Temporal coordination has been proposed as a fundamental underlying mechanism of attention in the mammalian brain and disturbances in temporal coordination are found in many brain disorders, including autism and schizophrenia, where they are potentially central to the defects. We have developed models for sleep and attention in the fruit fly Drosophila, and found that arousal levels in the fly brain are associated with different levels of temporal coordination (coherence). This proposal tests the idea that arousal states in the Drosophila brain, from sleep to attention, are brain-wide processes mediated by the degree and combinations of physiological coupling or linkage. This is measurable electrophysiologically as the level of temporal coordination (coherence) between various regions of the brain, being lowest in sleep and highest in attention-like states. Furthermore, we use genetic variants to test the idea that two highly conserved systems that control and modulate arousal at the molecular level in mammals and flies (dopamine and the EGFR signal transduction pathway) do so by their action on coherence. Finally, we test whether direct, local perturbations of coherence with hypo- or hyper-exciting transgenes alter arousal states. Thus, the goal is to integrate the molecular, physiological, and behavioral levels in an effort to understand the role and regulation of temporal coordination in producing different brain states.

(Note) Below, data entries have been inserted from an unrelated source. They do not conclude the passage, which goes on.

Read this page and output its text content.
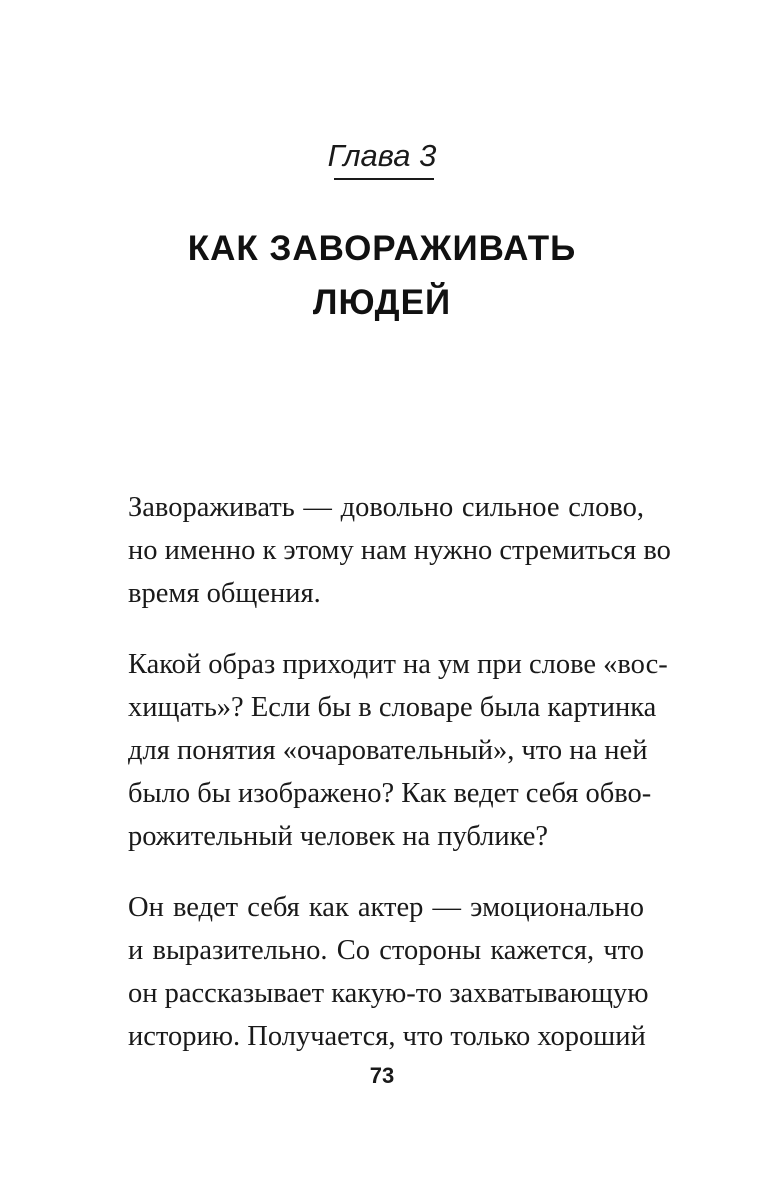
Глава 3
КАК ЗАВОРАЖИВАТЬ
ЛЮДЕЙ

Завораживать — довольно сильное слово,
но именно к этому нам нужно стремиться во
время общения.

Какой образ приходит на ум при слове «вос-
хищать»? Если бы в словаре была картинка
для понятия «очаровательный», что на ней
было бы изображено? Как ведет себя обво-
рожительный человек на публике?

Он ведет себя как актер — эмоционально
и выразительно. Со стороны кажется, что
он рассказывает какую-то захватывающую
историю. Получается, что только хороший

73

Specific Aims 1. Temporal coordination across the brain from sleep to attention: How much of the brain participates? Which regions? Are they the same for sleep and attention? 2. What effect do the known arousal systems in Drosophila have on attention and on temporal coordination? 3. How do genetic perturbations of temporal coordination, asymmetrically and by manipulation of commissures, alter arousal states?
Disturbances of timing in the brain are a shared and potentially critical feature of many brain disorders, including autism and schizophrenia. Our ability to address the impairments associated with these disorders would therefore benefit from a better understanding of the role of timing between different parts of the brain and the mechanisms that regulate it.